Trump Indictment Is Reckless and Harms Judicial System


Manhattan District Attorney Alvin Bragg arrives to the courtroom during the Trump Organization tax fraud trial at the New York Supreme Court on December 06, 2022 in New York City
Michael M. Santiago/Getty Images


A Manhattan grand jury has indicted former President Donald Trump on more than 30 charges, reportedly related to his hush-money payment to porn star Stormy Daniels. This case seems extremely flimsy on its merits and is especially problematic given the historic importance of a first-ever indictment of a former president.

Hush payments may be sleazy, but let’s be clear, they are legal. The violation of the law in the Daniels payment may have been in how it was logged in the Trump Organization accounts, and at most, this is a misdemeanor. The idea of going after a former president, with all the political consequences involved, on such a piddling charge was so self-evidently absurd that no minimally self-respecting prosecutor would do it. But it seems that Alvin Bragg, Manhattan’s District Attorney, is crossing the Rubicon.

“The question, then, was how to bootstrap up the alleged misdemeanor into a felony. Under New York law, the false bookkeeping could be a felony if it was in service of another crime, which Bragg apparently posits was a campaign-finance violation. Yet it’s not clear that the payment was a campaign-finance violation at all. Trump can plausibly argue that he wished to avoid personal embarrassment.
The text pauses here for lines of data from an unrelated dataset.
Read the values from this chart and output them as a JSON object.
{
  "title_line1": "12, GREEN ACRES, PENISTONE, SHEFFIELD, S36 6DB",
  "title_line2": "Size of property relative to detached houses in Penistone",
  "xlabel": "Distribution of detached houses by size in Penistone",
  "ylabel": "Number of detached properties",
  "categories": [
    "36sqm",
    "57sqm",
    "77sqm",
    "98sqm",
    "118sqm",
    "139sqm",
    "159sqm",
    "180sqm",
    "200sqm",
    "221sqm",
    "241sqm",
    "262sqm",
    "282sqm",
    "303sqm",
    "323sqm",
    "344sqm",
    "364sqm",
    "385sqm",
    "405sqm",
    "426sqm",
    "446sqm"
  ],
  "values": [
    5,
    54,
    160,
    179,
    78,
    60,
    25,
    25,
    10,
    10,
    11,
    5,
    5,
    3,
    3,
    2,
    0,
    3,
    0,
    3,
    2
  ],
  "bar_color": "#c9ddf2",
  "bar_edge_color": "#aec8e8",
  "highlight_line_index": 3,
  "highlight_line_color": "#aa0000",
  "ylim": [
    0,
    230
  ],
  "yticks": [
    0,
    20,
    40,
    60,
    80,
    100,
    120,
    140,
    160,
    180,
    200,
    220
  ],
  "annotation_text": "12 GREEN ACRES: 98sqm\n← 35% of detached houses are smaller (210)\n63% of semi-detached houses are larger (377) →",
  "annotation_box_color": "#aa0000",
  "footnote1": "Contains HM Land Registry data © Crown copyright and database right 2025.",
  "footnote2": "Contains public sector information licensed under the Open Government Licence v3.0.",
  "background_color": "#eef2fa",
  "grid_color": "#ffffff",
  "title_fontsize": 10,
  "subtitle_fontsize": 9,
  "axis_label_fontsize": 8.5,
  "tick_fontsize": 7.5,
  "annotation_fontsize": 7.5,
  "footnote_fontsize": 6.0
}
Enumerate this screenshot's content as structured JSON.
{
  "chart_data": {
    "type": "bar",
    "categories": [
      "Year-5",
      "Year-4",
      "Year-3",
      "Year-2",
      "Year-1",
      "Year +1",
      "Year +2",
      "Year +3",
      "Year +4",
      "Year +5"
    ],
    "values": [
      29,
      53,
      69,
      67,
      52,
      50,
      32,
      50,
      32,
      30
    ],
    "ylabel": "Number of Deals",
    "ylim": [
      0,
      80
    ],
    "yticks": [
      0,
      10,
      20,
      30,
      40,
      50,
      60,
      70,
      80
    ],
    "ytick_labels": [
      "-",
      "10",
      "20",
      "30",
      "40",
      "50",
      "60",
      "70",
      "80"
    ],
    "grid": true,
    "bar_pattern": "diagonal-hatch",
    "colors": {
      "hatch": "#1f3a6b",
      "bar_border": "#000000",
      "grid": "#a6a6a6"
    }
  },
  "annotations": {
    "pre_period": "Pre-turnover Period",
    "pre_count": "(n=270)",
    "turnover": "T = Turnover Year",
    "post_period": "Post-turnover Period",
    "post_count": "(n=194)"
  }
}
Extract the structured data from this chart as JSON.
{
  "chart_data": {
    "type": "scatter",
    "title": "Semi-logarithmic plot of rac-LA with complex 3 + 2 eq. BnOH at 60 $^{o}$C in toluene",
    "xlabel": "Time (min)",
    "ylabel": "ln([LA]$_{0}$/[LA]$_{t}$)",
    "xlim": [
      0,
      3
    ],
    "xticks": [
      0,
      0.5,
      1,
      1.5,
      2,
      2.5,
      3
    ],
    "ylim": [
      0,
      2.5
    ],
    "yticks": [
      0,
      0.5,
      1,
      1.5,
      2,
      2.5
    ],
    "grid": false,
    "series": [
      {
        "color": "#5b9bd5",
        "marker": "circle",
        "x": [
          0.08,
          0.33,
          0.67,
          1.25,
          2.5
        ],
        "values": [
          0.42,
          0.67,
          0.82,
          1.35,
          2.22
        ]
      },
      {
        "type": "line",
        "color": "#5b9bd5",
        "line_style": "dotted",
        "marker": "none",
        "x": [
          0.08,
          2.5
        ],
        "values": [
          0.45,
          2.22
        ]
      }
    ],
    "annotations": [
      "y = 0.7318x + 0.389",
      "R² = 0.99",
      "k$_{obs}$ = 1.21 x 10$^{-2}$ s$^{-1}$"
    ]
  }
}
It is easy to imagine the same people going after Trump now equally objecting if he had used campaign funds, on grounds that a payment resulting from an alleged affair is a personal matter.”
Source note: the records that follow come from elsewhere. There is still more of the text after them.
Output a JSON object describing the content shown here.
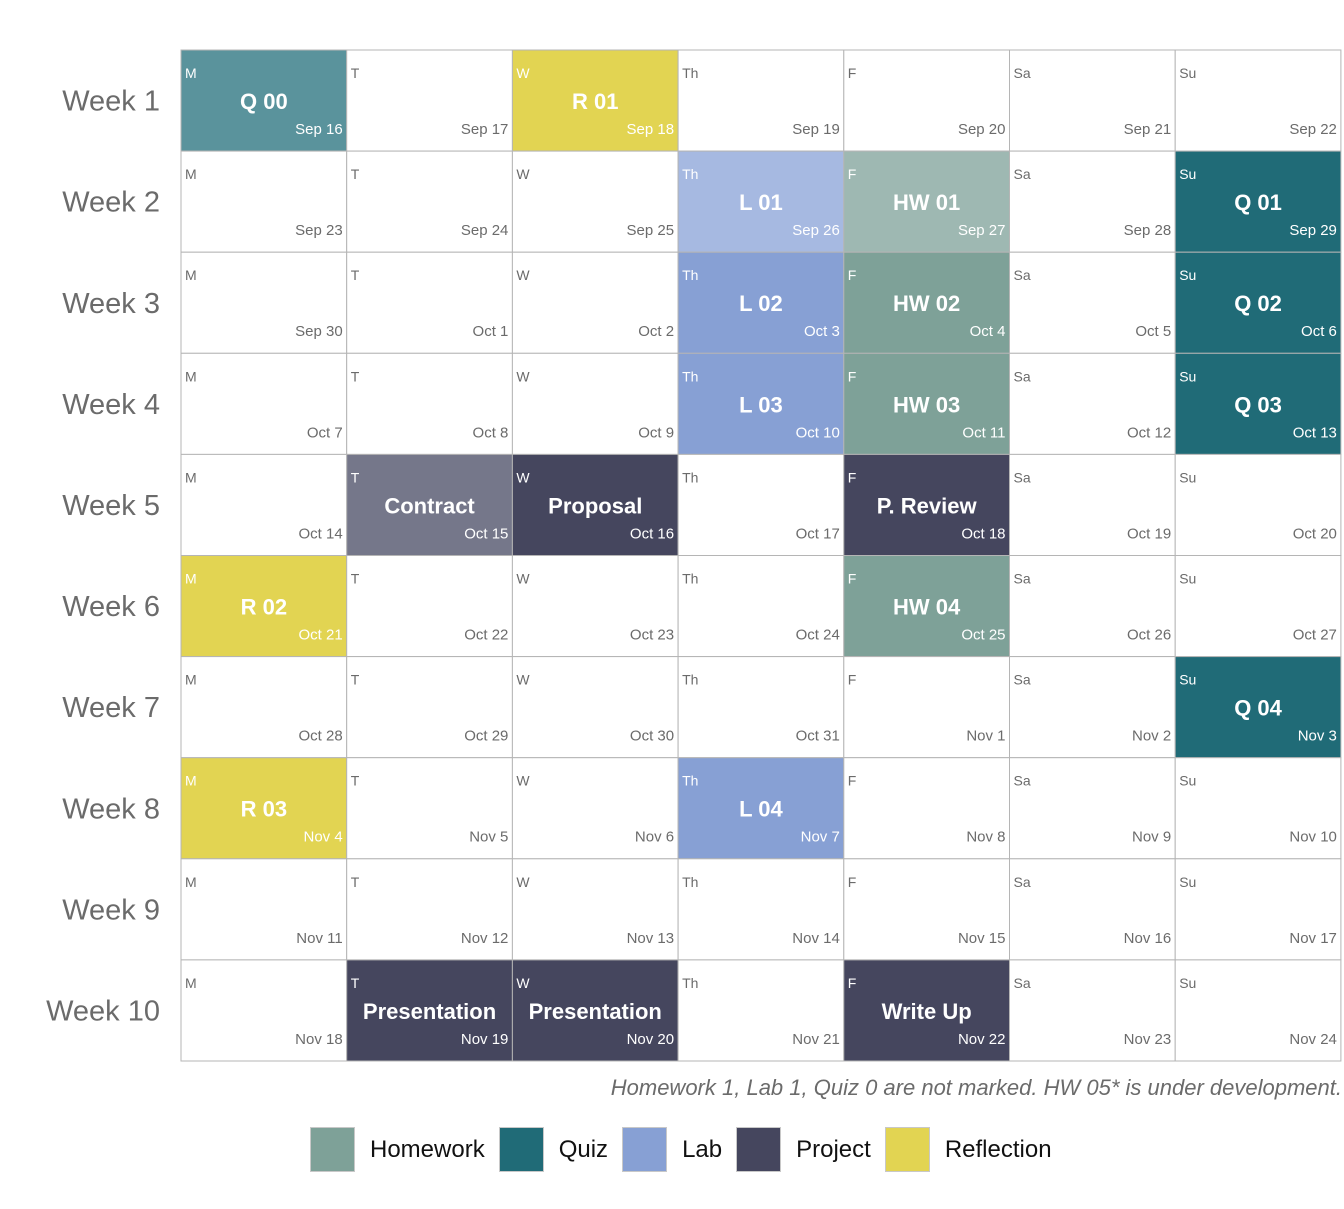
{
  "chart_data": {
    "type": "heatmap",
    "title": "",
    "rows": [
      "Week 1",
      "Week 2",
      "Week 3",
      "Week 4",
      "Week 5",
      "Week 6",
      "Week 7",
      "Week 8",
      "Week 9",
      "Week 10"
    ],
    "days": [
      "M",
      "T",
      "W",
      "Th",
      "F",
      "Sa",
      "Su"
    ],
    "dates": [
      [
        "Sep 16",
        "Sep 17",
        "Sep 18",
        "Sep 19",
        "Sep 20",
        "Sep 21",
        "Sep 22"
      ],
      [
        "Sep 23",
        "Sep 24",
        "Sep 25",
        "Sep 26",
        "Sep 27",
        "Sep 28",
        "Sep 29"
      ],
      [
        "Sep 30",
        "Oct 1",
        "Oct 2",
        "Oct 3",
        "Oct 4",
        "Oct 5",
        "Oct 6"
      ],
      [
        "Oct 7",
        "Oct 8",
        "Oct 9",
        "Oct 10",
        "Oct 11",
        "Oct 12",
        "Oct 13"
      ],
      [
        "Oct 14",
        "Oct 15",
        "Oct 16",
        "Oct 17",
        "Oct 18",
        "Oct 19",
        "Oct 20"
      ],
      [
        "Oct 21",
        "Oct 22",
        "Oct 23",
        "Oct 24",
        "Oct 25",
        "Oct 26",
        "Oct 27"
      ],
      [
        "Oct 28",
        "Oct 29",
        "Oct 30",
        "Oct 31",
        "Nov 1",
        "Nov 2",
        "Nov 3"
      ],
      [
        "Nov 4",
        "Nov 5",
        "Nov 6",
        "Nov 7",
        "Nov 8",
        "Nov 9",
        "Nov 10"
      ],
      [
        "Nov 11",
        "Nov 12",
        "Nov 13",
        "Nov 14",
        "Nov 15",
        "Nov 16",
        "Nov 17"
      ],
      [
        "Nov 18",
        "Nov 19",
        "Nov 20",
        "Nov 21",
        "Nov 22",
        "Nov 23",
        "Nov 24"
      ]
    ],
    "events": [
      {
        "week": 1,
        "day": 1,
        "label": "Q 00",
        "category": "Quiz",
        "muted": true
      },
      {
        "week": 1,
        "day": 3,
        "label": "R 01",
        "category": "Reflection"
      },
      {
        "week": 2,
        "day": 4,
        "label": "L 01",
        "category": "Lab",
        "muted": true
      },
      {
        "week": 2,
        "day": 5,
        "label": "HW 01",
        "category": "Homework",
        "muted": true
      },
      {
        "week": 2,
        "day": 7,
        "label": "Q 01",
        "category": "Quiz"
      },
      {
        "week": 3,
        "day": 4,
        "label": "L 02",
        "category": "Lab"
      },
      {
        "week": 3,
        "day": 5,
        "label": "HW 02",
        "category": "Homework"
      },
      {
        "week": 3,
        "day": 7,
        "label": "Q 02",
        "category": "Quiz"
      },
      {
        "week": 4,
        "day": 4,
        "label": "L 03",
        "category": "Lab"
      },
      {
        "week": 4,
        "day": 5,
        "label": "HW 03",
        "category": "Homework"
      },
      {
        "week": 4,
        "day": 7,
        "label": "Q 03",
        "category": "Quiz"
      },
      {
        "week": 5,
        "day": 2,
        "label": "Contract",
        "category": "Project",
        "muted": true
      },
      {
        "week": 5,
        "day": 3,
        "label": "Proposal",
        "category": "Project"
      },
      {
        "week": 5,
        "day": 5,
        "label": "P. Review",
        "category": "Project"
      },
      {
        "week": 6,
        "day": 1,
        "label": "R 02",
        "category": "Reflection"
      },
      {
        "week": 6,
        "day": 5,
        "label": "HW 04",
        "category": "Homework"
      },
      {
        "week": 7,
        "day": 7,
        "label": "Q 04",
        "category": "Quiz"
      },
      {
        "week": 8,
        "day": 1,
        "label": "R 03",
        "category": "Reflection"
      },
      {
        "week": 8,
        "day": 4,
        "label": "L 04",
        "category": "Lab"
      },
      {
        "week": 10,
        "day": 2,
        "label": "Presentation",
        "category": "Project"
      },
      {
        "week": 10,
        "day": 3,
        "label": "Presentation",
        "category": "Project"
      },
      {
        "week": 10,
        "day": 5,
        "label": "Write Up",
        "category": "Project"
      }
    ],
    "colors": {
      "Homework": "#7ea198",
      "Quiz": "#206b77",
      "Lab": "#87a0d4",
      "Project": "#45465e",
      "Reflection": "#e2d452"
    },
    "muted_colors": {
      "Homework": "#9eb8b2",
      "Quiz": "#5a939c",
      "Lab": "#a6b9e1",
      "Project": "#75778a"
    },
    "legend": [
      "Homework",
      "Quiz",
      "Lab",
      "Project",
      "Reflection"
    ],
    "legend_position": "bottom",
    "caption": "Homework 1, Lab 1, Quiz 0 are not marked. HW 05* is under development."
  }
}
There’s also a question of whether the statute of limitations has expired on these supposed offenses, and of the credibility of two of the star witnesses, confessed fraudster Michael Cohen and a porn star, among other issues. It’s important to note that federal prosecutors passed on this case, and Bragg’s predecessor, Cyrus Vance, decided it wasn’t worth pursuing.

Bragg promised to prosecute Trump during his campaign for DA, and all signs point to this being an instance of promises made, promises kept. But deciding that a certain individual should be prosecuted, and then twisting the law to find a way to nail him, is a gross violation of how our system of justice is supposed to work.
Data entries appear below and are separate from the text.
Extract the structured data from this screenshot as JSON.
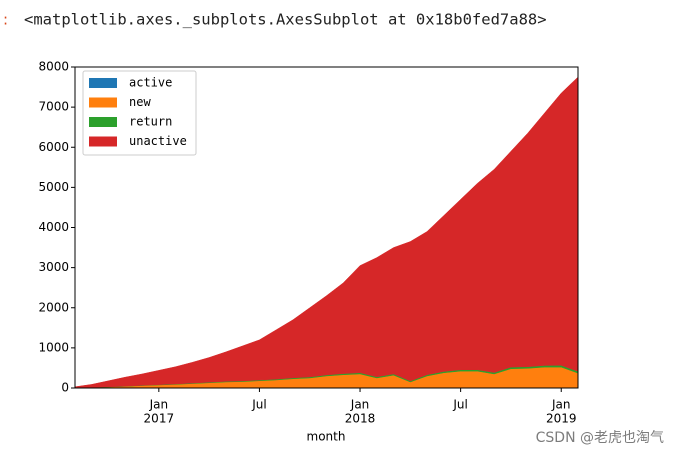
{
  "output": {
    "prompt": ":",
    "text": "<matplotlib.axes._subplots.AxesSubplot at 0x18b0fed7a88>"
  },
  "watermark": "CSDN @老虎也淘气",
  "chart_data": {
    "type": "stacked-area",
    "x_label": "month",
    "x": [
      "2016-08",
      "2016-09",
      "2016-10",
      "2016-11",
      "2016-12",
      "2017-01",
      "2017-02",
      "2017-03",
      "2017-04",
      "2017-05",
      "2017-06",
      "2017-07",
      "2017-08",
      "2017-09",
      "2017-10",
      "2017-11",
      "2017-12",
      "2018-01",
      "2018-02",
      "2018-03",
      "2018-04",
      "2018-05",
      "2018-06",
      "2018-07",
      "2018-08",
      "2018-09",
      "2018-10",
      "2018-11",
      "2018-12",
      "2019-01",
      "2019-02"
    ],
    "xlim": [
      "2016-08",
      "2019-02"
    ],
    "xticks": [
      {
        "value": "2017-01",
        "label": "Jan",
        "year": "2017"
      },
      {
        "value": "2017-07",
        "label": "Jul"
      },
      {
        "value": "2018-01",
        "label": "Jan",
        "year": "2018"
      },
      {
        "value": "2018-07",
        "label": "Jul"
      },
      {
        "value": "2019-01",
        "label": "Jan",
        "year": "2019"
      }
    ],
    "ylim": [
      0,
      8000
    ],
    "yticks": [
      0,
      1000,
      2000,
      3000,
      4000,
      5000,
      6000,
      7000,
      8000
    ],
    "legend": "upper left",
    "series": [
      {
        "name": "active",
        "color": "#1f77b4",
        "values": [
          0,
          0,
          0,
          0,
          0,
          0,
          0,
          0,
          0,
          0,
          0,
          0,
          0,
          0,
          0,
          0,
          0,
          0,
          0,
          0,
          0,
          0,
          0,
          0,
          0,
          0,
          0,
          0,
          0,
          0,
          0
        ]
      },
      {
        "name": "new",
        "color": "#ff7f0e",
        "values": [
          5,
          15,
          25,
          40,
          60,
          75,
          90,
          110,
          130,
          150,
          160,
          180,
          200,
          230,
          250,
          300,
          330,
          350,
          250,
          320,
          150,
          300,
          380,
          420,
          420,
          350,
          480,
          490,
          520,
          520,
          370
        ]
      },
      {
        "name": "return",
        "color": "#2ca02c",
        "values": [
          0,
          2,
          3,
          5,
          6,
          8,
          10,
          12,
          14,
          15,
          16,
          18,
          20,
          22,
          25,
          25,
          28,
          30,
          28,
          30,
          25,
          30,
          32,
          35,
          35,
          35,
          40,
          40,
          42,
          45,
          45
        ]
      },
      {
        "name": "unactive",
        "color": "#d62728",
        "values": [
          25,
          73,
          152,
          225,
          284,
          357,
          430,
          518,
          616,
          735,
          874,
          1002,
          1230,
          1448,
          1725,
          1975,
          2262,
          2670,
          2972,
          3150,
          3475,
          3570,
          3888,
          4245,
          4645,
          5065,
          5380,
          5820,
          6288,
          6785,
          7335
        ]
      }
    ]
  }
}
The prosecution is going to create an unprecedented situation, with a former president and the leading candidate for a major-party nomination dragged through a criminal case as he runs for president. It is going to heighten emotions and drive further political divisions. It should be incumbent on everyone to avoid irresponsible rhetoric, even though Trump, with his taste for the incendiary and conspiratorial, likely won’t do that.

In sheer political terms, Trump will benefit, at least in the short and medium term, from the attention and Republican sympathy that will come with the indictment. Any further indictments, whatever the merits, will inevitably be discredited to some extent or other by Bragg going first with these dubious charges. There will surely be other, unforeseen consequences, none of which are likely to be good.

This act might serve Bragg’s political purposes, but the country will face the consequences.